Big Data and Polyglot Persistence

By Judith Hurwitz, Alan Nugent, Fern Halper, Marcia Kaufman

The term polyglot is borrowed and redefined for big data as a set of applications that use several core database technologies, and this is the most likely outcome of your implementation planning. The official definition of polyglot is “someone who speaks or writes several languages.” It is going to be difficult to choose one persistence style no matter how narrow your approach to big data might be.

A polyglot persistence database is used when it is necessary to solve a complex problem by breaking that problem into segments and applying different database models. It is then necessary to aggregate the results into a hybrid data storage and analysis solution. A number of factors affect this decision:

  • You are already using polyglot persistence in your existing workplace. If your enterprise or organization is large, you are probably using multiple RDBMSs, data warehouses, data marts, flat files, content management servers, and so on.

    This hybrid environment is common, and you need to understand it so that you can make the right decisions about integration, analytics, timeliness of data, data visibility, and so on. You need to understand all of that because you need to figure out how it is going to fit into your big data implementation.

  • The most ideal of environments, where you have only one persistence technology, is probably not suited to big data problem solving. At the very least, you will need to introduce another style of database and other supporting technologies for your new implementation.

  • Depending on the variety and velocity of your big data gathering, you may need to consider different databases to support one implementation. You should also consider your requirements for transactional integrity. Do you need to support ACID compliance or will BASE compliance be sufficient?

Suppose that you need to identify all the customers for your product who have purchased in the last 12 months and have commented on social websites about their experience — AND whether they have had any support cases, where they acquired the product, how it was delivered, what they paid, how they paid, whether they have been to the company website, how many times, what they did, and so on.

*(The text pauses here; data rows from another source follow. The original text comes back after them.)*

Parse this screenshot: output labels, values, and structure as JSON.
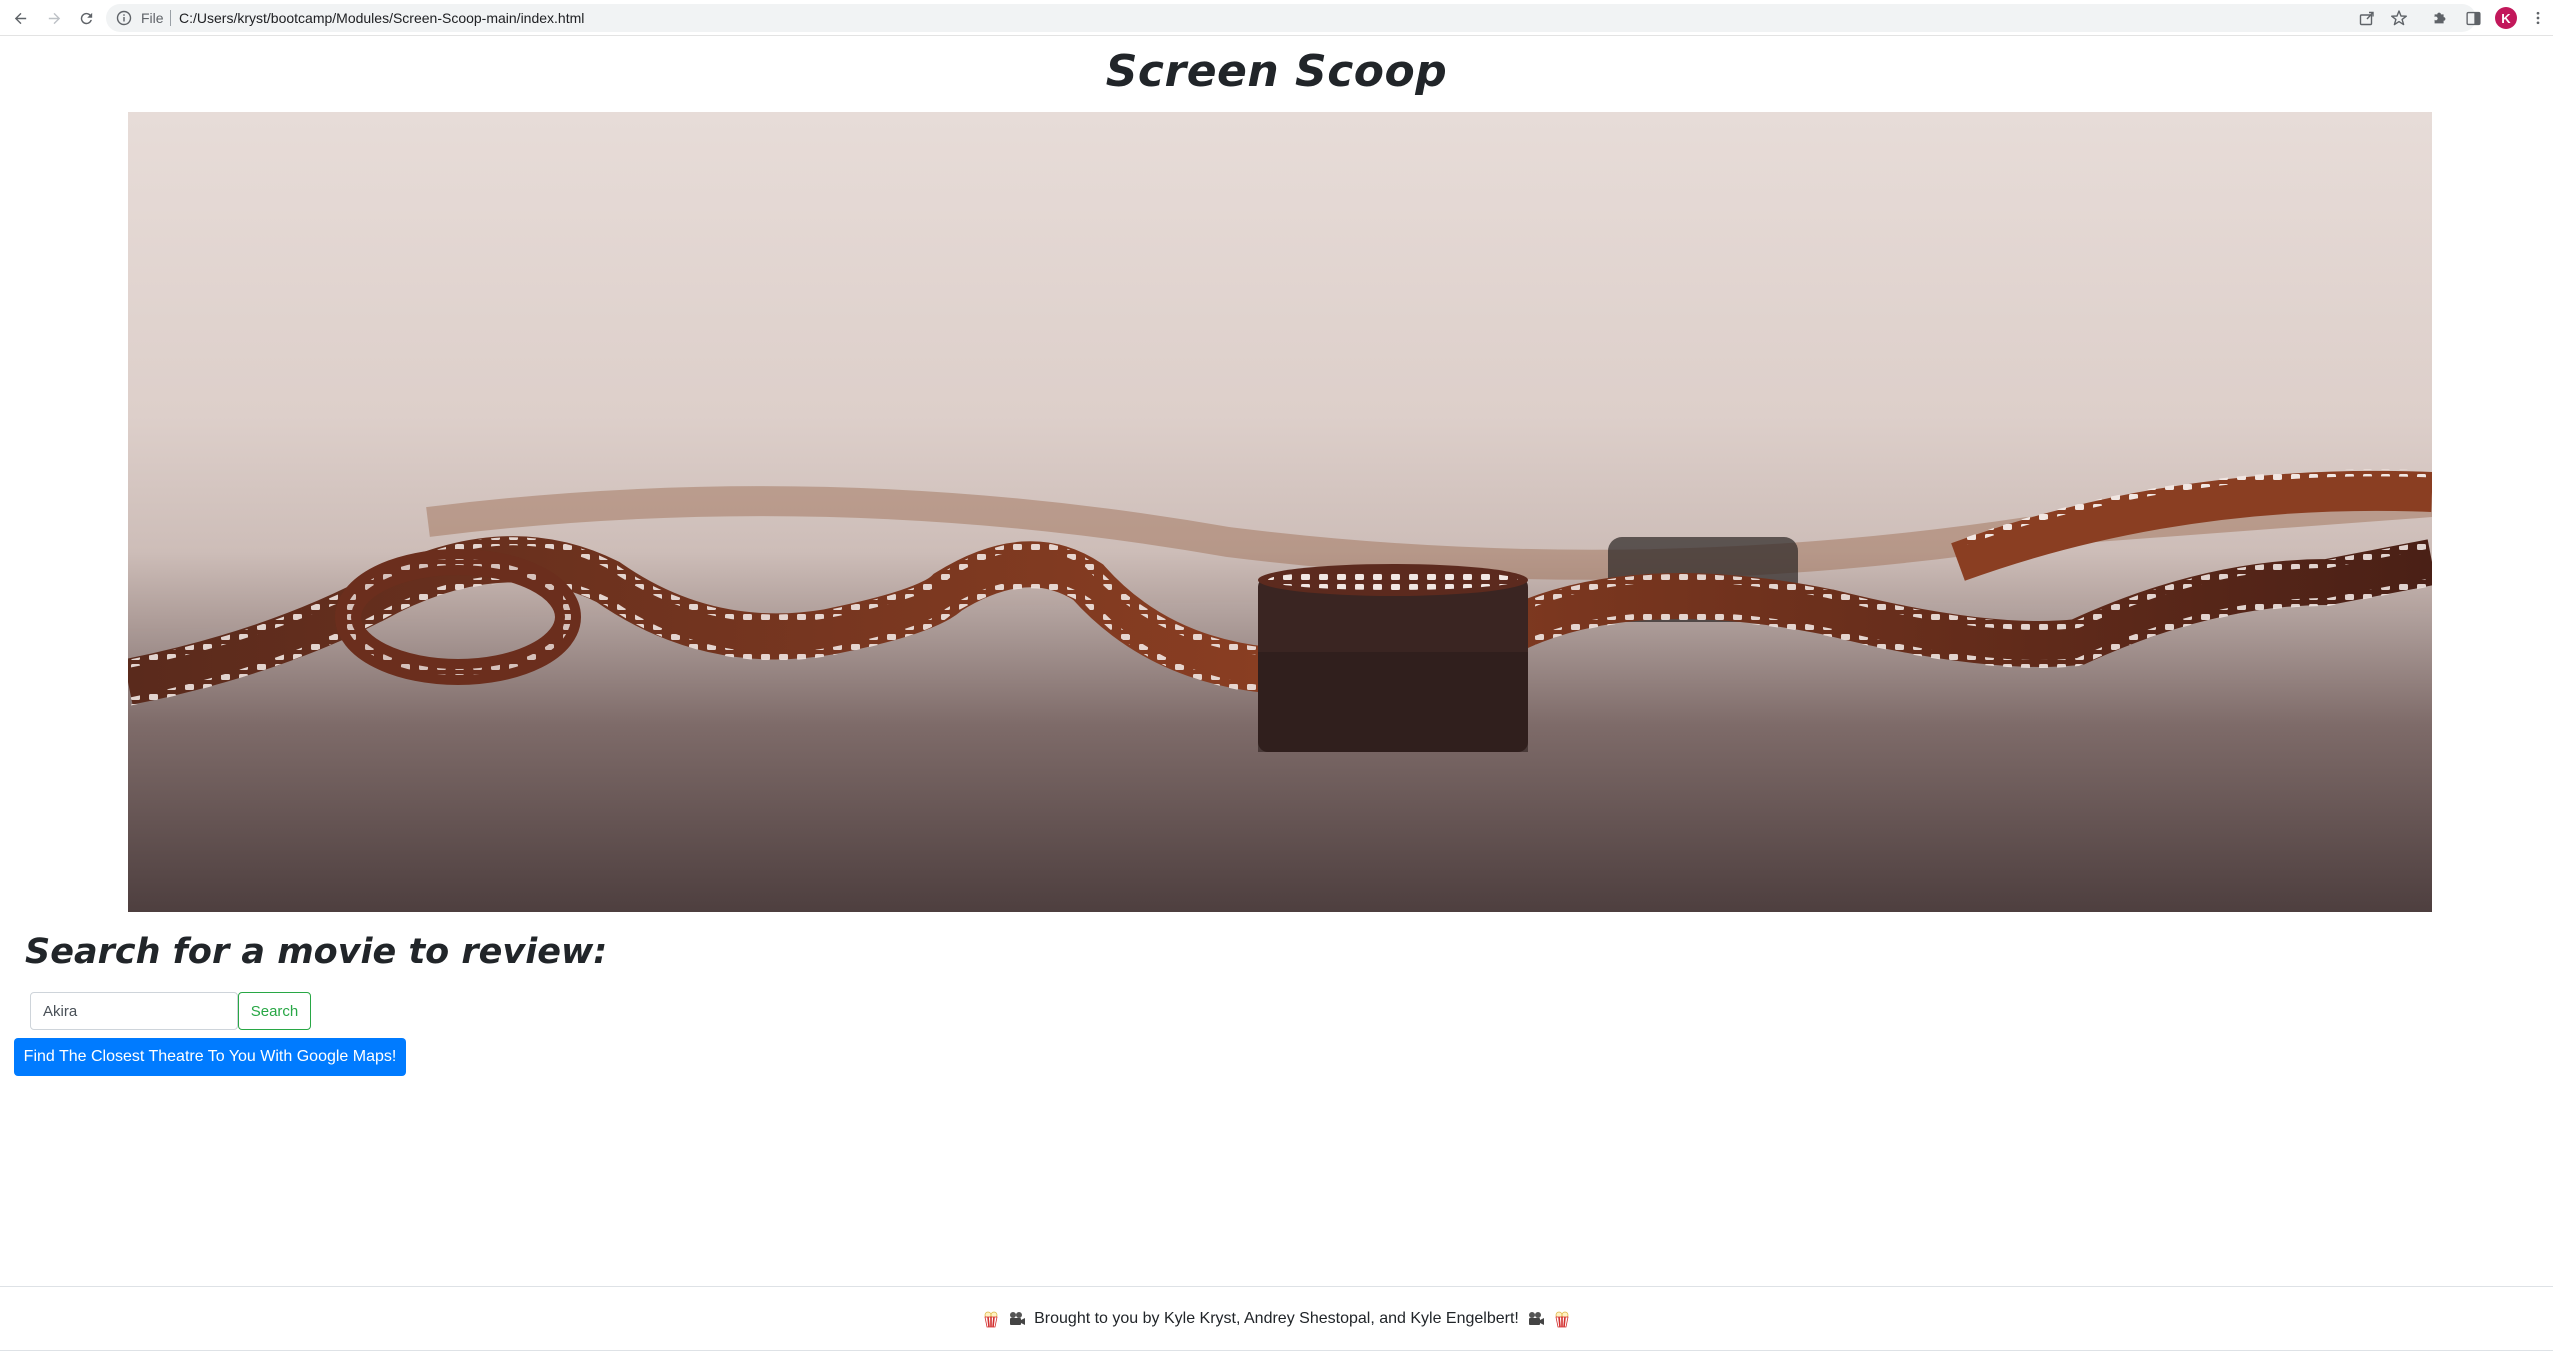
{
  "browser": {
    "scheme_label": "File",
    "url": "C:/Users/kryst/bootcamp/Modules/Screen-Scoop-main/index.html",
    "profile_initial": "K",
    "profile_color": "#c2185b"
  },
  "page": {
    "title": "Screen Scoop",
    "hero_image": "film-reel-photo",
    "search_heading": "Search for a movie to review:",
    "search_input_value": "Akira",
    "search_button": "Search",
    "maps_button": "Find The Closest Theatre To You With Google Maps!"
  },
  "footer": {
    "text": "Brought to you by Kyle Kryst, Andrey Shestopal, and Kyle Engelbert!",
    "icons": [
      "popcorn-icon",
      "movie-camera-icon",
      "movie-camera-icon",
      "popcorn-icon"
    ]
  },
  "colors": {
    "primary": "#007bff",
    "success": "#28a745",
    "text": "#212529"
  }
}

Then suppose that you want to offer them a promotional discount to their smartphone when they are entering one of your (or one of your partners’) retail stores.

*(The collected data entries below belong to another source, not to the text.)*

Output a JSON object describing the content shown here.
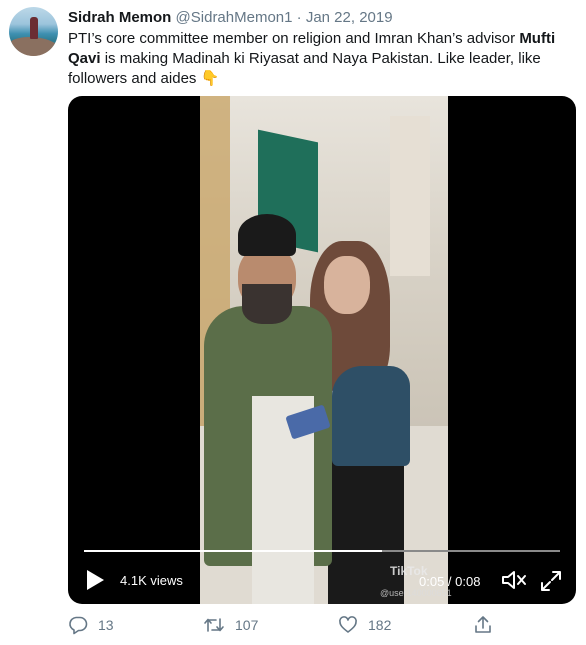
{
  "tweet": {
    "author_name": "Sidrah Memon",
    "handle": "@SidrahMemon1",
    "separator": "·",
    "date": "Jan 22, 2019",
    "text": {
      "part1": "PTI’s core committee member on religion and Imran Khan’s advisor ",
      "bold1": "Mufti Qavi",
      "part2": " is making Madinah ki Riyasat and Naya Pakistan. Like leader, like followers and aides ",
      "emoji": "👇"
    }
  },
  "video": {
    "views": "4.1K views",
    "time": "0:05 / 0:08",
    "progress": 0.625,
    "watermark": "TikTok",
    "watermark_user": "@user140000651"
  },
  "actions": {
    "reply_count": "13",
    "retweet_count": "107",
    "like_count": "182"
  },
  "icons": {
    "reply": "reply-icon",
    "retweet": "retweet-icon",
    "like": "heart-icon",
    "share": "share-icon",
    "play": "play-icon",
    "volume": "volume-icon",
    "fullscreen": "fullscreen-icon"
  },
  "colors": {
    "text": "#14171a",
    "muted": "#657786",
    "video_bg": "#000000"
  }
}
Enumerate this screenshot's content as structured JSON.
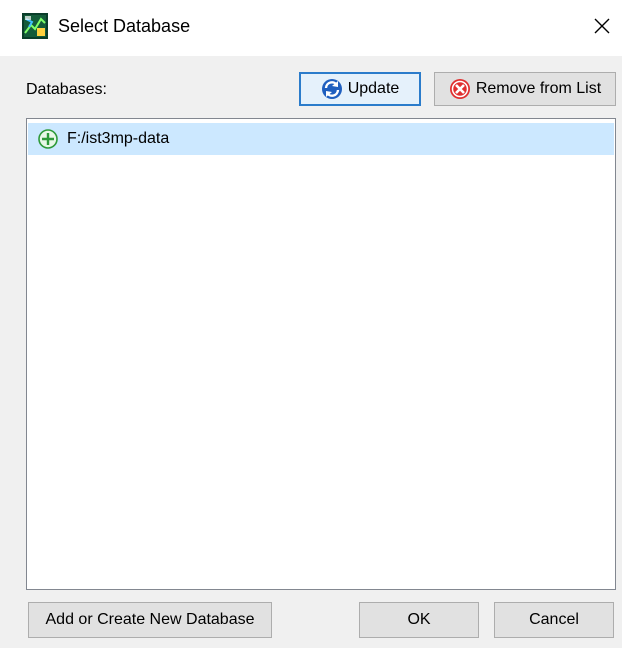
{
  "window": {
    "title": "Select Database",
    "close_glyph": "✕",
    "app_icon": "database-app-icon"
  },
  "databases_section": {
    "label": "Databases:",
    "update_button": {
      "label": "Update",
      "icon": "refresh-icon",
      "focused": true
    },
    "remove_button": {
      "label": "Remove from List",
      "icon": "remove-icon"
    },
    "items": [
      {
        "label": "F:/ist3mp-data",
        "icon": "add-circle-icon",
        "selected": true
      }
    ]
  },
  "footer": {
    "add_button": "Add or Create New Database",
    "ok_button": "OK",
    "cancel_button": "Cancel"
  },
  "colors": {
    "selection": "#cce8ff",
    "focus_border": "#2b7ccb",
    "button_face": "#e1e1e1",
    "dialog_body": "#f0f0f0"
  }
}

This is a big data challenge at its best. Multiple sources of data with very different structures need to be collected and analyzed so that you can get the answers to these questions. Then you need determine whether the customers qualify for the promotion and, in real time, push them a coupon offering them something new and interesting.

This type of problem cannot be solved easily or cost-effectively with one type of database technology. Even though some of the basic information is transactional and probably in an RDBMS, the other information is nonrelational and will require at least two types of persistence engines (spatial and graph). You now have polyglot persistence.